Passado mais de meio século de vida, consigo hoje entender que a verdade é uma construção que demanda inteligência e capacidade de argumentação. Depende da concepção de mundo, do ponto de vista e, acima de tudo, do caráter de quem constrói a ideia a ser defendida.

A mulher com máscara protetora passa em frente aos anéis olímpicos em Tóquio
A mulher com máscara protetora passa em frente aos anéis olímpicos em Tóquio - Issei Kato-30.mar.20/Reuters

Mais recentemente, passou a depender também de quem participa da conversa, como interlocutor ou simplesmente como ouvinte. Cada vez mais, a verdade deixou de ser ato construído pela razão para ser apenas questão de fé.

Desde que a Covid-19 se tornou uma pandemia que fez o planeta se rever e se isolar, tenho defendido a necessidade de repensar o esporte, e particularmente, os Jogos Olímpicos de Tóquio. No princípio, os organizadores negaram que haveria qualquer prejuízo à sua realização, prorrogando ao máximo a notícia do adiamento, que só ocorreu depois da ameaça de boicote por parte de alguns comitês olímpicos.

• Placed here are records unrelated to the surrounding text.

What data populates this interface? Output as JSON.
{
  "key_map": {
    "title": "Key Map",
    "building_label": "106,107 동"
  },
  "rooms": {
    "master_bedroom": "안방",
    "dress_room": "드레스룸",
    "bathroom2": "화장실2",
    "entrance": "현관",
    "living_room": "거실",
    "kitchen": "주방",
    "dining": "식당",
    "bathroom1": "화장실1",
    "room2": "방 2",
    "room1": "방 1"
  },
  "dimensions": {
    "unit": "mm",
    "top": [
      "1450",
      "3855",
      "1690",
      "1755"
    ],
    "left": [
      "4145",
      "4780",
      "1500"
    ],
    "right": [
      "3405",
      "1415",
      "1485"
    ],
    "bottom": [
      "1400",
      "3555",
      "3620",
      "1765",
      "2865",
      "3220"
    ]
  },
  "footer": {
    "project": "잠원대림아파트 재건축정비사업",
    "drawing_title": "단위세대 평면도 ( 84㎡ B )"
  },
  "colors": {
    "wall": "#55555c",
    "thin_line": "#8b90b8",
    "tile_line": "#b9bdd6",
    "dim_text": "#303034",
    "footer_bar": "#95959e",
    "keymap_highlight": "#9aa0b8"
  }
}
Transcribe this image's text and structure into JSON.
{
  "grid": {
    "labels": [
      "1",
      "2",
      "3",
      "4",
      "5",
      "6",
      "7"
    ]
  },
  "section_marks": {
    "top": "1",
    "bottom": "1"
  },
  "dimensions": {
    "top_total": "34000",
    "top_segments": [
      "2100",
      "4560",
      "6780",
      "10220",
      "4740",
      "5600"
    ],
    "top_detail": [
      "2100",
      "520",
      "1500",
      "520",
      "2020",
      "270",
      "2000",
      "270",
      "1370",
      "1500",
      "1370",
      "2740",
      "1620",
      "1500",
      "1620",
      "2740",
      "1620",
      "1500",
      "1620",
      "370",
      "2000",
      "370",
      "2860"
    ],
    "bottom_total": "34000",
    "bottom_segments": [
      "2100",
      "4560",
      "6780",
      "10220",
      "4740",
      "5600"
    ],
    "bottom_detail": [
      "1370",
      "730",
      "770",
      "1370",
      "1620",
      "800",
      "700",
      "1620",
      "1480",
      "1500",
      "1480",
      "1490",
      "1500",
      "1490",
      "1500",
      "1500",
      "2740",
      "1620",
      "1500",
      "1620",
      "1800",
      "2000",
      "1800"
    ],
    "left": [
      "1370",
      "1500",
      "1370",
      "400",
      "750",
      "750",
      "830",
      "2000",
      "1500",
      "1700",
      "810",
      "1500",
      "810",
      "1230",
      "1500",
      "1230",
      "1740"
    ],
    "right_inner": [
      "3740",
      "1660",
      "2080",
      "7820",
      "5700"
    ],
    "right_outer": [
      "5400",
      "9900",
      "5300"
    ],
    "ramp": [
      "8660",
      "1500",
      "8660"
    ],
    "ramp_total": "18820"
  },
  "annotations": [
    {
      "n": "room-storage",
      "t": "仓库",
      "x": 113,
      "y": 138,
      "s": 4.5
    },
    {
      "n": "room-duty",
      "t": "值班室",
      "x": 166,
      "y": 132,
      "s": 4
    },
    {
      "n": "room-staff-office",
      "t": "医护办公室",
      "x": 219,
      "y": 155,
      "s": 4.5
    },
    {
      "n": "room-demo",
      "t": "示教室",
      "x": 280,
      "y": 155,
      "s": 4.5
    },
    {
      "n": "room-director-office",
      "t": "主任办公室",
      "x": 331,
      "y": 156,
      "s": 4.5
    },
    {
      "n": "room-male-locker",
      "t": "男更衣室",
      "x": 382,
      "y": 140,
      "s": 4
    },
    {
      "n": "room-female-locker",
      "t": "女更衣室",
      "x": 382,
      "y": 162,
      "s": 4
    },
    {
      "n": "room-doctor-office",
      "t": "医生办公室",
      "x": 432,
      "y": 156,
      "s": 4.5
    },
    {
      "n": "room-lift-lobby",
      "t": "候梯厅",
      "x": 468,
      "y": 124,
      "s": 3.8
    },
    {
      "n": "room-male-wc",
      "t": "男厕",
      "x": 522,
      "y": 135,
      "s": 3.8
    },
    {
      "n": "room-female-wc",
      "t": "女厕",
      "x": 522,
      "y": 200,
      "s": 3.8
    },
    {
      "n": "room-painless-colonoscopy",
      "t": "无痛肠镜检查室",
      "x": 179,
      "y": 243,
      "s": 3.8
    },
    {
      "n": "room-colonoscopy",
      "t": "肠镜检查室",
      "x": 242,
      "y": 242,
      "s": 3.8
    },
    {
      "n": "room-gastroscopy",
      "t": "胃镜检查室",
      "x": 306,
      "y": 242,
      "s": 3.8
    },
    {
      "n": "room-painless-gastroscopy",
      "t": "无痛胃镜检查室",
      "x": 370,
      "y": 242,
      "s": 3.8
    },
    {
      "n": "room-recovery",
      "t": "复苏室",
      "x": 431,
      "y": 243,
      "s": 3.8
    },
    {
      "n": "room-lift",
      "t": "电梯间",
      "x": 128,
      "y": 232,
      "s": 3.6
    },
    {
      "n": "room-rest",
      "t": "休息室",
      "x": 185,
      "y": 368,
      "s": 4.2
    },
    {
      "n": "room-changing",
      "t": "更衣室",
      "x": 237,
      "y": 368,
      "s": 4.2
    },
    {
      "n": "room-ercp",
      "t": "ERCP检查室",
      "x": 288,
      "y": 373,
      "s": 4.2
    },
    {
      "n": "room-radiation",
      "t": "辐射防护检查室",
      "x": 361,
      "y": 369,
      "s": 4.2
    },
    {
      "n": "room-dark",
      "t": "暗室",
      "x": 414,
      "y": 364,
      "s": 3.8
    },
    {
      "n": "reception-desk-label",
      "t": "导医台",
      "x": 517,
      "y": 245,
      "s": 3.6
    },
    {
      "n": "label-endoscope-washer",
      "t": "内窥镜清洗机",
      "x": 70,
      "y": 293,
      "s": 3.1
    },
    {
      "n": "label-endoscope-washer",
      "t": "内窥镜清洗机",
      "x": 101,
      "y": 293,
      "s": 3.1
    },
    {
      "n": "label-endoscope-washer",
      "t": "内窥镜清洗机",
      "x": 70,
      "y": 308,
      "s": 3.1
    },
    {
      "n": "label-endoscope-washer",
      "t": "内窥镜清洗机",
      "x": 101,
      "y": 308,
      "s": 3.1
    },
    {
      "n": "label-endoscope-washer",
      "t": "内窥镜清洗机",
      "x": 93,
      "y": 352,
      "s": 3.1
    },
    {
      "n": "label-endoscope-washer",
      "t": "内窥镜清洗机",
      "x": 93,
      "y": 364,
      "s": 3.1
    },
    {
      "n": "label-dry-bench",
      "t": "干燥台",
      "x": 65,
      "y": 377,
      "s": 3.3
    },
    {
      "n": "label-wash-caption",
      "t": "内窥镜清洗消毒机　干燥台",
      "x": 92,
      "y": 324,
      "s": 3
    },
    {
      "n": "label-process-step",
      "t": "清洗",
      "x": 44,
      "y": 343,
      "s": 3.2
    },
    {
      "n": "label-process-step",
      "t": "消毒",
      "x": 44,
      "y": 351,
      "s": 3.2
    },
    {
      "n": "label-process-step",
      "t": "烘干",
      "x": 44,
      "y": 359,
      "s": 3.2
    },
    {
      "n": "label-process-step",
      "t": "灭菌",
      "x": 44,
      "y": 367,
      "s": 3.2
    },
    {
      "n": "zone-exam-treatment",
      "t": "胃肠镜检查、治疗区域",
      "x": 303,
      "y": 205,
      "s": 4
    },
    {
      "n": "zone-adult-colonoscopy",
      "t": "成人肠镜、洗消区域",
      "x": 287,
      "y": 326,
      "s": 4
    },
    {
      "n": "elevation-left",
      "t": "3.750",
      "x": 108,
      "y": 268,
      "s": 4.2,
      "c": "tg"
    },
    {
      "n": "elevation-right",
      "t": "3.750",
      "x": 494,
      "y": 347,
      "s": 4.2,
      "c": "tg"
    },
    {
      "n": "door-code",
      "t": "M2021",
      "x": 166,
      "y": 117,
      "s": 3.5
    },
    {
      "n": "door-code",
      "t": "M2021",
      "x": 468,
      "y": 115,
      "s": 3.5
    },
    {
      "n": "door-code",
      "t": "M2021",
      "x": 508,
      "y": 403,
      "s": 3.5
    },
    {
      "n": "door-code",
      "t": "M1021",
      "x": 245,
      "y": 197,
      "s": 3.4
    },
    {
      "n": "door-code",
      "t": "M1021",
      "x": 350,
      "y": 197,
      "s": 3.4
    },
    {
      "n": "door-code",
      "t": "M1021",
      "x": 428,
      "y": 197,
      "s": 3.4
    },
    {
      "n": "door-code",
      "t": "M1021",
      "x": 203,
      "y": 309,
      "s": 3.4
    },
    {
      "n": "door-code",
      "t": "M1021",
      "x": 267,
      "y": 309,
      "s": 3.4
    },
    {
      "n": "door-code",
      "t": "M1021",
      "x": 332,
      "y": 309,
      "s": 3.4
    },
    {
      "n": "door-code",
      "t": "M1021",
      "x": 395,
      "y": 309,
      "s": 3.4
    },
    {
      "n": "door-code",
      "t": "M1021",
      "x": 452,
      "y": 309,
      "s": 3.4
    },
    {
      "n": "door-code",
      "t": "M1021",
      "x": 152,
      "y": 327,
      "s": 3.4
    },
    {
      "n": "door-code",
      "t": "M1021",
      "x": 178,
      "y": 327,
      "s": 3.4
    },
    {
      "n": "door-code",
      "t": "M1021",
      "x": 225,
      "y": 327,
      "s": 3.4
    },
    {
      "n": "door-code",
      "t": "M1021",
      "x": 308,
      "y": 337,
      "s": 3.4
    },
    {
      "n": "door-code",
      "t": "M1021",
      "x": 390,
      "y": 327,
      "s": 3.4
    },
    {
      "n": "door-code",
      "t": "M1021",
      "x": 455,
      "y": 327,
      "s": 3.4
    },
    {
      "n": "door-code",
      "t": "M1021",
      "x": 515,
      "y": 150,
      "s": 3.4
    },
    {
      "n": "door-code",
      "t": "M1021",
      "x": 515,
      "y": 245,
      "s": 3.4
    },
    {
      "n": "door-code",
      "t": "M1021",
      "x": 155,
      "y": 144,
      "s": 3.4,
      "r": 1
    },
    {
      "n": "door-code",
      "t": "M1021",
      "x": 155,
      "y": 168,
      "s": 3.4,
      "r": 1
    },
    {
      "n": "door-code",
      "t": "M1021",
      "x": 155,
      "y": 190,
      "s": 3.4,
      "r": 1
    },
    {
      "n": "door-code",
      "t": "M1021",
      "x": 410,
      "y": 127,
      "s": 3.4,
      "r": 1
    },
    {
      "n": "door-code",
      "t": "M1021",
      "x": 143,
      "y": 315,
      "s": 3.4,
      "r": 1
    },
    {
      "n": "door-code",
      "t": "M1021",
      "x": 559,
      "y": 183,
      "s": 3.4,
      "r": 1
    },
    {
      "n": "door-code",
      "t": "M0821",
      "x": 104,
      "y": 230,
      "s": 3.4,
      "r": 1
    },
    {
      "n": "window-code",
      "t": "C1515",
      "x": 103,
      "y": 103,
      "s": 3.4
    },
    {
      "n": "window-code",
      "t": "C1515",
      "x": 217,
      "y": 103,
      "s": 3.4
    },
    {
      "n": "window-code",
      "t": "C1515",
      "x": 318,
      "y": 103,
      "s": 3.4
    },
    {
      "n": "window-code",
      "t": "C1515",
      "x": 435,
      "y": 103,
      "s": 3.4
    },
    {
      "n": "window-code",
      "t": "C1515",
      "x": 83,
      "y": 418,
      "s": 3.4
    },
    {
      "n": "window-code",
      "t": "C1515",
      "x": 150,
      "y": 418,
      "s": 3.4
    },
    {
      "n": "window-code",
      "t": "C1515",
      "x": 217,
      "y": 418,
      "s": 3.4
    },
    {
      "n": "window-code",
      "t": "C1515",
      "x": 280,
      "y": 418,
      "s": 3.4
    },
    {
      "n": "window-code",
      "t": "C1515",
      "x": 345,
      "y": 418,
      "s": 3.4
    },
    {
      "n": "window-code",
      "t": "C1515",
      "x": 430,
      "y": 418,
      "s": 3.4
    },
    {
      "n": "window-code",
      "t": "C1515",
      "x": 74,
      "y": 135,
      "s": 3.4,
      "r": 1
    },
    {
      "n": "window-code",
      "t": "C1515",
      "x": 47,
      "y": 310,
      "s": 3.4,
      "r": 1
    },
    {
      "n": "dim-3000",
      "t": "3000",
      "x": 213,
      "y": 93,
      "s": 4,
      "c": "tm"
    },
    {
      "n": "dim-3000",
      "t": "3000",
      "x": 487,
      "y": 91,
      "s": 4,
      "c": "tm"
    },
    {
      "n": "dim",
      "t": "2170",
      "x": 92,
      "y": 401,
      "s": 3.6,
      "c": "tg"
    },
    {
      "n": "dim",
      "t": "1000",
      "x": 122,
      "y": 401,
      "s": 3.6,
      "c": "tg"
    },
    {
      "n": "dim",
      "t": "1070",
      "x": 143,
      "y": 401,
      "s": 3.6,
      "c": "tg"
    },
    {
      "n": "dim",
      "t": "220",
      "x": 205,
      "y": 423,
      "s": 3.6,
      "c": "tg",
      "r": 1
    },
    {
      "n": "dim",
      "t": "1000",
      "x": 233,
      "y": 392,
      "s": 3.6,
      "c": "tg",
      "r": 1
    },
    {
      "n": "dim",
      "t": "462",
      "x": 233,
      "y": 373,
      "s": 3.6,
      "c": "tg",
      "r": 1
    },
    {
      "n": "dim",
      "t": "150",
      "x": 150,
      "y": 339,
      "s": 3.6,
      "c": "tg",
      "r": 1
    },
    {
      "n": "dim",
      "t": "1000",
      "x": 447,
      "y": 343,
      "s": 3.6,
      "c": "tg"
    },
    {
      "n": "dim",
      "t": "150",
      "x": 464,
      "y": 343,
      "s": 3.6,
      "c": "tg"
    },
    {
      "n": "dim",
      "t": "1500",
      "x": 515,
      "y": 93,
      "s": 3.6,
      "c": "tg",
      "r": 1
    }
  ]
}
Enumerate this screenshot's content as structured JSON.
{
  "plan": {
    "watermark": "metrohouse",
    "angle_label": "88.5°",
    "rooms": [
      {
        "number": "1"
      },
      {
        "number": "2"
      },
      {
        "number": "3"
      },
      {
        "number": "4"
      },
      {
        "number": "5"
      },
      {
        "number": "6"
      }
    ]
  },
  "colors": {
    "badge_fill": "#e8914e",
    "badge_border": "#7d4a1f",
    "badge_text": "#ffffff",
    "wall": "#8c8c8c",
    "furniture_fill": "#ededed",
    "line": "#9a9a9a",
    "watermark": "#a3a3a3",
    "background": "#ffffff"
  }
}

Desde então, ficou claro que já não haveria mais Jogos Olímpicos, aquela celebração quadrienal, pautada em um ritual mítico milenar criado na Grécia sete séculos antes de Cristo. Por mais que eu saiba que os Jogos contemporâneos quase não guardam relação com a celebração do passado, é justamente o imaginário heroico herdado dessa tradição que move e mobiliza todo o negócio no qual são gastos os bilhões de dólares do poder público e da iniciativa privada que bancam essa “festa”.

Eu não tenho ilusões sobre o que sejam os Jogos Olímpicos da Era Moderna. Isso não quer dizer que não compreenda aquilo que mobiliza pessoas nos quatro cantos do mundo a se tornarem atletas. E mais, o que leva outras tantas pessoas menos habilidosas a se deslocarem para assistir, no local do evento, aos feitos quase divinos de atletas incríveis, os seres capazes de materializar a magia de um momento raro.

Ou seja, eu posso ser mobilizada por tudo o que a competição olímpica implica para o mundo, mas não sou ingênua.

Quando foi anunciado o adiamento, imediatamente pontuei que, se realizados em 2021, os Jogos já não mais seriam olímpicos. Por uma simples razão: quebrou-se um ritual.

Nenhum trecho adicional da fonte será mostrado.